Curiosity Rover has big plans for today

Curiosity has officially begun its second full day on the surface of Mars. The massive $2.5 billion rover touched down on the surface of Mars on August 5. So far, curiosity has sent back images during its descent to the surface of Mars and of its new home base inside Gale Crater. Today Curiosity has a busy day filled with getting ready to start roving around on the surface of Mars in the coming weeks.

So far, Curiosity has fired up its Radiation Assessment Detector used to measure ambient radiation on Mars and conducted the first sensor calibration for its Rover Environmental Monitoring Station. That last tool is designed to monitor wind speeds on the surface of Mars along with air temperature and wind direction. The calibration of that Rover Environmental Monitoring Station didn't go as planned, but a team of scientists is working on a fix and hope correct the problem soon.

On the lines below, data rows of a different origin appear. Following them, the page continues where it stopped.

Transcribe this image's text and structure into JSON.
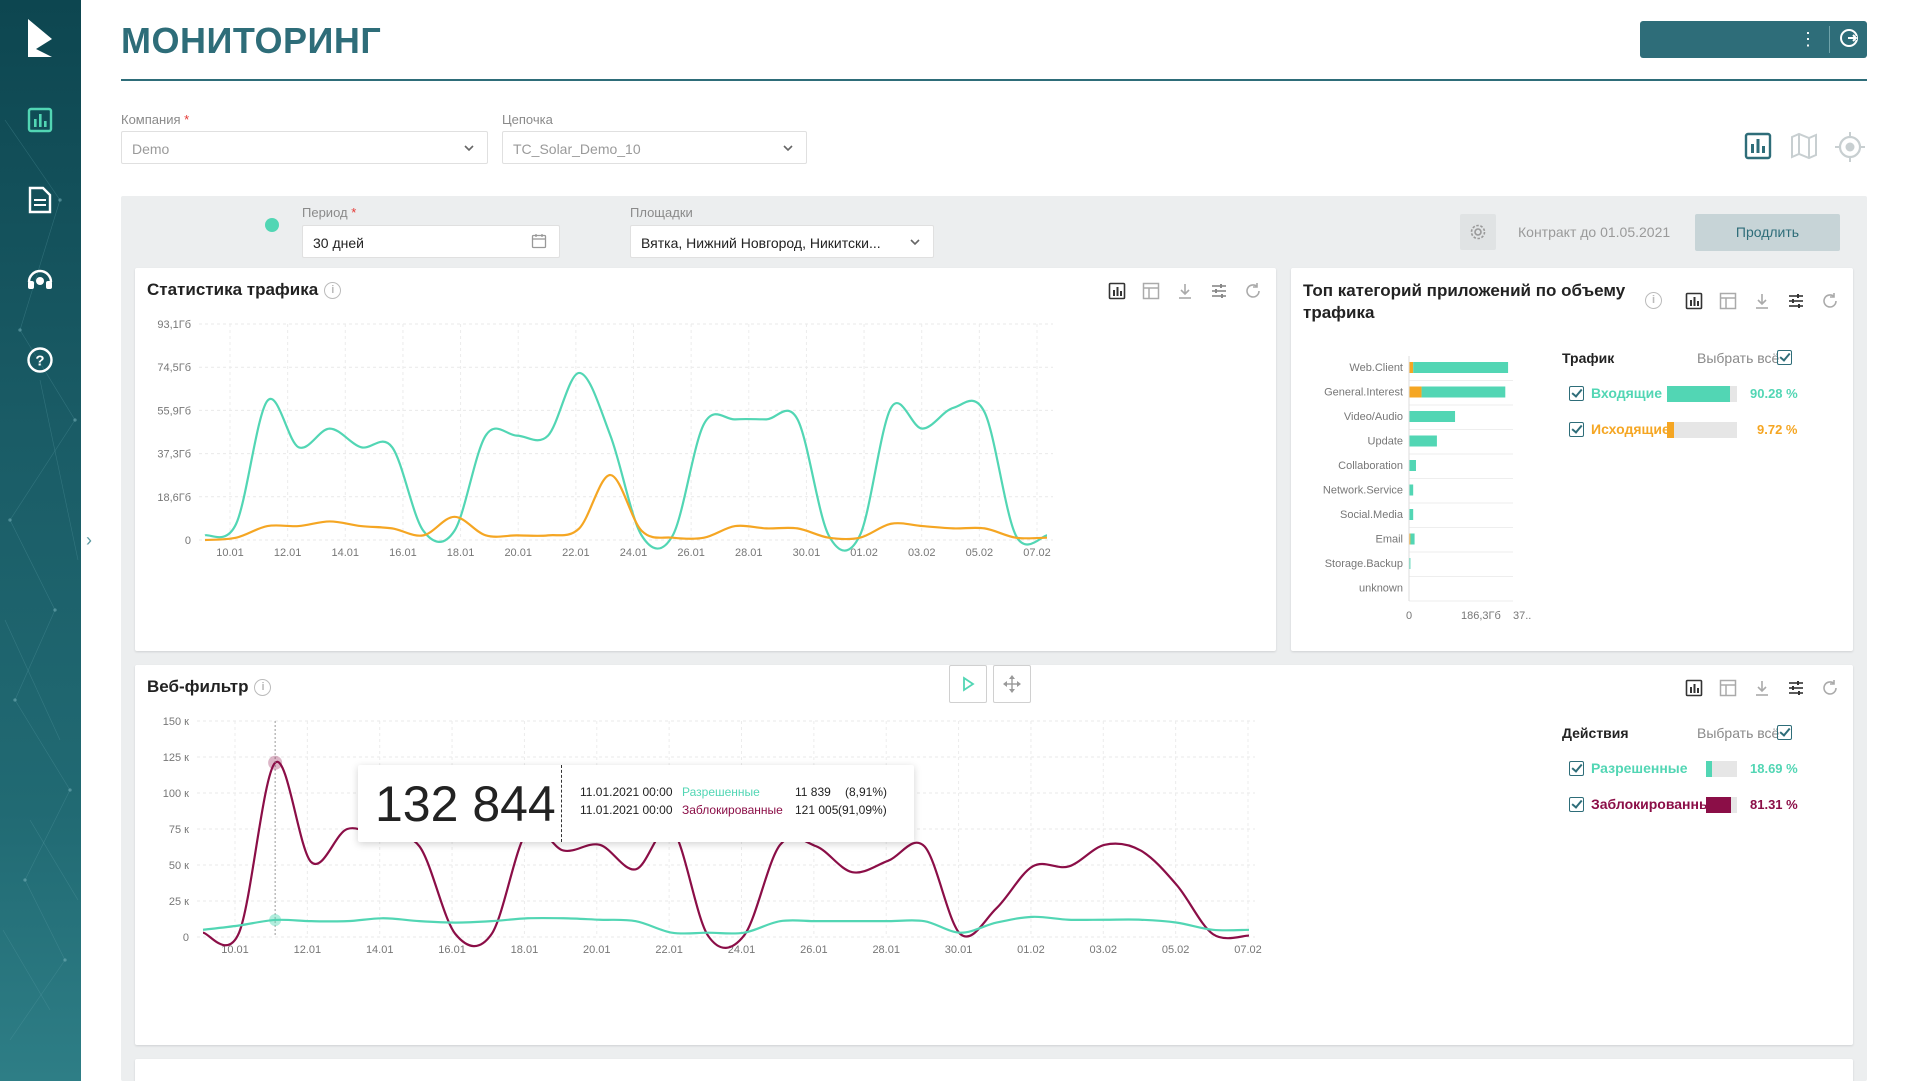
{
  "page": {
    "title": "МОНИТОРИНГ"
  },
  "filters": {
    "company": {
      "label": "Компания",
      "required": "*",
      "value": "Demo"
    },
    "chain": {
      "label": "Цепочка",
      "value": "TC_Solar_Demo_10"
    },
    "period": {
      "label": "Период",
      "required": "*",
      "value": "30 дней"
    },
    "sites": {
      "label": "Площадки",
      "value": "Вятка, Нижний Новгород, Никитски..."
    }
  },
  "contract": {
    "text": "Контракт до 01.05.2021",
    "renew_label": "Продлить"
  },
  "colors": {
    "accent": "#2e6d79",
    "incoming": "#52d6b4",
    "outgoing": "#f5a623",
    "blocked": "#8b0e47",
    "allowed": "#52d6b4"
  },
  "traffic_card": {
    "title": "Статистика трафика",
    "chart_data": {
      "type": "line",
      "yticks": [
        "93,1Гб",
        "74,5Гб",
        "55,9Гб",
        "37,3Гб",
        "18,6Гб",
        "0"
      ],
      "xticks": [
        "10.01",
        "12.01",
        "14.01",
        "16.01",
        "18.01",
        "20.01",
        "22.01",
        "24.01",
        "26.01",
        "28.01",
        "30.01",
        "01.02",
        "03.02",
        "05.02",
        "07.02"
      ],
      "ylim": [
        0,
        93.1
      ],
      "series": [
        {
          "name": "Входящие",
          "color": "#52d6b4",
          "values": [
            2,
            7,
            60,
            40,
            48,
            40,
            40,
            4,
            4,
            45,
            45,
            45,
            72,
            45,
            2,
            2,
            50,
            52,
            52,
            52,
            2,
            2,
            57,
            48,
            57,
            55,
            2,
            2
          ]
        },
        {
          "name": "Исходящие",
          "color": "#f5a623",
          "values": [
            0,
            1,
            6,
            6,
            8,
            6,
            5,
            2,
            10,
            2,
            2,
            2,
            5,
            28,
            4,
            1,
            1,
            6,
            5,
            5,
            1,
            1,
            7,
            6,
            5,
            5,
            1,
            1
          ]
        }
      ]
    }
  },
  "apps_card": {
    "title_line1": "Топ категорий приложений по объему",
    "title_line2": "трафика",
    "chart_data": {
      "type": "bar",
      "categories": [
        "Web.Client",
        "General.Interest",
        "Video/Audio",
        "Update",
        "Collaboration",
        "Network.Service",
        "Social.Media",
        "Email",
        "Storage.Backup",
        "unknown"
      ],
      "incoming": [
        340,
        300,
        165,
        100,
        25,
        15,
        15,
        15,
        5,
        0
      ],
      "outgoing": [
        15,
        45,
        0,
        0,
        0,
        0,
        0,
        5,
        0,
        0
      ],
      "xticks": [
        "0",
        "186,3Гб",
        "37..."
      ],
      "xlim": [
        0,
        372.6
      ]
    },
    "legend": {
      "header": "Трафик",
      "select_all": "Выбрать всё",
      "items": [
        {
          "label": "Входящие",
          "pct": "90.28 %",
          "value": 0.9028,
          "color": "#52d6b4"
        },
        {
          "label": "Исходящие",
          "pct": "9.72 %",
          "value": 0.0972,
          "color": "#f5a623"
        }
      ]
    }
  },
  "web_card": {
    "title": "Веб-фильтр",
    "chart_data": {
      "type": "line",
      "yticks": [
        "150 к",
        "125 к",
        "100 к",
        "75 к",
        "50 к",
        "25 к",
        "0"
      ],
      "xticks": [
        "10.01",
        "12.01",
        "14.01",
        "16.01",
        "18.01",
        "20.01",
        "22.01",
        "24.01",
        "26.01",
        "28.01",
        "30.01",
        "01.02",
        "03.02",
        "05.02",
        "07.02"
      ],
      "ylim": [
        0,
        150000
      ],
      "series": [
        {
          "name": "Заблокированные",
          "color": "#8b0e47",
          "values": [
            3000,
            3000,
            121005,
            52000,
            75000,
            68000,
            63000,
            2000,
            2000,
            74000,
            60000,
            64000,
            47000,
            75000,
            1000,
            1000,
            64000,
            63000,
            45000,
            53000,
            63000,
            2000,
            20000,
            49000,
            49000,
            64000,
            60000,
            36000,
            2000,
            1000
          ]
        },
        {
          "name": "Разрешенные",
          "color": "#52d6b4",
          "values": [
            5000,
            8000,
            11839,
            11000,
            11000,
            13000,
            11000,
            10000,
            11000,
            13000,
            13000,
            12000,
            11000,
            3000,
            3000,
            3000,
            11000,
            11000,
            11000,
            11000,
            11000,
            3000,
            10000,
            14000,
            12000,
            12000,
            12000,
            10000,
            5000,
            5000
          ]
        }
      ]
    },
    "tooltip": {
      "total": "132 844",
      "rows": [
        {
          "date": "11.01.2021 00:00",
          "name": "Разрешенные",
          "value": "11 839",
          "pct": "(8,91%)"
        },
        {
          "date": "11.01.2021 00:00",
          "name": "Заблокированные",
          "value": "121 005",
          "pct": "(91,09%)"
        }
      ]
    },
    "legend": {
      "header": "Действия",
      "select_all": "Выбрать всё",
      "items": [
        {
          "label": "Разрешенные",
          "pct": "18.69 %",
          "value": 0.1869,
          "color": "#52d6b4"
        },
        {
          "label": "Заблокированные",
          "pct": "81.31 %",
          "value": 0.8131,
          "color": "#8b0e47"
        }
      ]
    }
  }
}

On the second day residing on the red planet, Curiosity plans to use its motors and actuators to deploy the rover's remote-sensing mast that houses one of the more important tools Curiosity brings to Mars. The mast is where the laser designed for rock sampling and measuring chemical composition resides. The mast also has Curiosity's highest-quality cameras.

Once that mast is raised, the first thing the high-quality cameras will do is snap a photograph of a calibration target mounted on the rover. The team of scientists managing Curiosity will also establish direct communications with the rover today. So far, all communications between Curiosity and Earth have been conducted by routing messages through one of the dual probes orbiting Mars.